Access Control System (ACS) can vary from electronic keypads that secure a single door to large networked systems for multiple buildings. They can involve a simple mechanism of punching in a password or be part of an advanced integrated system that pretty much controls every function in your building – it entirely depends on your business needs.
Before you evaluate or buy an Access Control System (ACS), it is critical to have a good understanding of what you need such system to do. You need to consider two key aspects here – (1) What purpose will your door access control system serve? (2) What size of an access control system will your business need?
Purpose of an Access Control System
The most basic role of access control system is to ensure authorized access to sensitive areas such as parking garage, server room, personnel records room or any other sensitive area.
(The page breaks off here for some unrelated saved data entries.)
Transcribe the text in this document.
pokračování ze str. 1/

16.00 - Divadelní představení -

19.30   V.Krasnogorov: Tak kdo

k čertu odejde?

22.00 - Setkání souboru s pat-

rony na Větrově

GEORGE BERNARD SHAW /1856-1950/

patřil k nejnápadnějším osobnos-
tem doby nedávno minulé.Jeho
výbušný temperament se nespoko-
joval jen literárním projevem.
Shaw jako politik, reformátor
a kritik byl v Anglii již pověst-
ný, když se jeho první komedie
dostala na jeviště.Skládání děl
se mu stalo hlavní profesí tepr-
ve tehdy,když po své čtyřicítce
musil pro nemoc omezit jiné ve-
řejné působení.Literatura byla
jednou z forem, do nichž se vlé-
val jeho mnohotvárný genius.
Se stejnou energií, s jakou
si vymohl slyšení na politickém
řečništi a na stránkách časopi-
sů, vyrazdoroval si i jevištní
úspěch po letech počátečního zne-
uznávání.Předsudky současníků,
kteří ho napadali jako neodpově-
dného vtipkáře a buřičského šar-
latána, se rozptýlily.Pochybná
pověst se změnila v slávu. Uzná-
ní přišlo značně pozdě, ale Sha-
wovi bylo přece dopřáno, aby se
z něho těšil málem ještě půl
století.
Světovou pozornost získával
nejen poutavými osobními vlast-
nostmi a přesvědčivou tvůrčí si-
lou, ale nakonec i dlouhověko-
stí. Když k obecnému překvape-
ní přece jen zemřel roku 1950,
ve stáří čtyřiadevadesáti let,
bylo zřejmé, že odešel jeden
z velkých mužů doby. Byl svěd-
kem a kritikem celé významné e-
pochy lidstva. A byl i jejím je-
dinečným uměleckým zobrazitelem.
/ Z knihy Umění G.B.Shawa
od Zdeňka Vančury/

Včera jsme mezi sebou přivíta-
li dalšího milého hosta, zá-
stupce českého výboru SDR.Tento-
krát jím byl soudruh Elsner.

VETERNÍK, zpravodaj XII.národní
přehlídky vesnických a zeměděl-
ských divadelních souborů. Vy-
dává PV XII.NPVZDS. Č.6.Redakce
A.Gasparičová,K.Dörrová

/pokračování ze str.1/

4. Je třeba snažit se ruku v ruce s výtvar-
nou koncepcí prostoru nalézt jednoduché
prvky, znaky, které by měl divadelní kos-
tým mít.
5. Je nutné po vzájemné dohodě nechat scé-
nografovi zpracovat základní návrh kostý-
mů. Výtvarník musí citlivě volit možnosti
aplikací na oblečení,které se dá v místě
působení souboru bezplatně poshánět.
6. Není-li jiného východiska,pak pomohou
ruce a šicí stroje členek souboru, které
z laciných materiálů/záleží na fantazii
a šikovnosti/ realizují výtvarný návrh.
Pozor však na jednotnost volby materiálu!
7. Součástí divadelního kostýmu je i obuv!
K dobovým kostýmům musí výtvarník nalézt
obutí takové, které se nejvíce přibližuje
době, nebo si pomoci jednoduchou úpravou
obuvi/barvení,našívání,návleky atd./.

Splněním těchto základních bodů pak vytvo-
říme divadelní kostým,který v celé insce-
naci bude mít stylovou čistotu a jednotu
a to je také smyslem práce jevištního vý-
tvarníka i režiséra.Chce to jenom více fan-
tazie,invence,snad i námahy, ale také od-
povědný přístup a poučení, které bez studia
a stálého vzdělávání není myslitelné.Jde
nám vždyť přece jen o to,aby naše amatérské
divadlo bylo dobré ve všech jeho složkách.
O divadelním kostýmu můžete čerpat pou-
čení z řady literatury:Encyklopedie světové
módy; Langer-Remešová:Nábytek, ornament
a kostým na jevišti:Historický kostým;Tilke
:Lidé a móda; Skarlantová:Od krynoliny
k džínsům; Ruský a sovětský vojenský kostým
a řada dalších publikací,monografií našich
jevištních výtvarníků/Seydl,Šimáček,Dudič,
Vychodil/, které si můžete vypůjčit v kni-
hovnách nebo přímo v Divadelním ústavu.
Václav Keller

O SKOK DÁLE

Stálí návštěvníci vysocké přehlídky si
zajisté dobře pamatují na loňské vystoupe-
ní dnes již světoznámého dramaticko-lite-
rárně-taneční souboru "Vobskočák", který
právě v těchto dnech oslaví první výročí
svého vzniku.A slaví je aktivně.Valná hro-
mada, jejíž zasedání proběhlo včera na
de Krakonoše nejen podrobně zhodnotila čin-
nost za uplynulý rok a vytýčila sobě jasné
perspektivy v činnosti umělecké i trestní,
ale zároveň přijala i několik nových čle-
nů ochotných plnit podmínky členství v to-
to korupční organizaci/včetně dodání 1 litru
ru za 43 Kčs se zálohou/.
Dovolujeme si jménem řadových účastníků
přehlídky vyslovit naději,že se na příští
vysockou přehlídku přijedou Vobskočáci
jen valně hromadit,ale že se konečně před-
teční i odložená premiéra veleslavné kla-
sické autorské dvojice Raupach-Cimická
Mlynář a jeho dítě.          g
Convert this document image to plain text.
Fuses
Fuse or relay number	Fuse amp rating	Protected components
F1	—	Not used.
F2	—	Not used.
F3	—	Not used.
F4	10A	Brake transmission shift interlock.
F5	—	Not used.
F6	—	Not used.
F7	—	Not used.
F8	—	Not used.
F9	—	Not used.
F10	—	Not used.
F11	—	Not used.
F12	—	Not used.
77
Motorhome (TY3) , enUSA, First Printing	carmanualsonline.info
You may also want to use it for monitoring an tracking – i.e to keep a record of who enters an area and when. Then again how secure do you want the system to be. A basic system usually features a keypad or a swipe card. Advanced systems may include multiple means of authentication (a card, thumbprint etc.).
Size of an Access Control System
As you decipher the general role of the access control system within your business setup, think about the number of doors you need to secure. Remember not every door has to have access control; you can simply leave some locked and manned by appropriate personnel. A little planning can make it fairly easy to expand later.
Once you are clear on the purpose and size of your access control system, you are all set to evaluate different vendors in the market. Here are ten things to consider for making the right choice.
- Ease of use – Is the system user friendly that ensures configuration and the execution of processes and procedures can be done easily with minimal training and support?
- Ability to access the system remotely – Does the system include functionality which enables the application to be accessed remotely anywhere anytime from any device with minimal support from your IT department?
- User management & accessibility – Does the system offer tiered administration and can the system be accessed and managed by multiple users simultaneously?
- Reporting Capabilities – Does the system have the ability to efficiently generate both standard and custom reports that are easily interpreted? Can you quickly and easily run a report?
- Multi-site connectivity – Can a user map multiple sites simultaneously and run a single report for all buildings and areas? If a site is added in the future, will there be compatibility issues with the software?
- Information backup and restore – Does the system include automatic data backup or are is it required to purchase additional hardware and delegate staff to perform weekly backups? What will be the cost to your organization if the system and its data need to be restored? Is data being backed up on or off site?
- Schedules and Notifications – Can schedules and notifications be set up easily and efficiently without having to apply additional network settings and multiple parameters?
- On-going system maintenance – What type of maintenance can you expect? Will this maintenance allow you to easily and efficiently update your software when new versions become available or in the event that your system needs to be restored or serviced?
- Support, training and help – What kind of support can you expect from you’re your system or system provider once the warranty has expired or in the event that staff require new or additional training?
- Product updates and compatibility between old and new access control systems – How often can you expect software updates and are these included in your maintenance agreement at no additional cost? Can these updates be applied quickly and efficiently.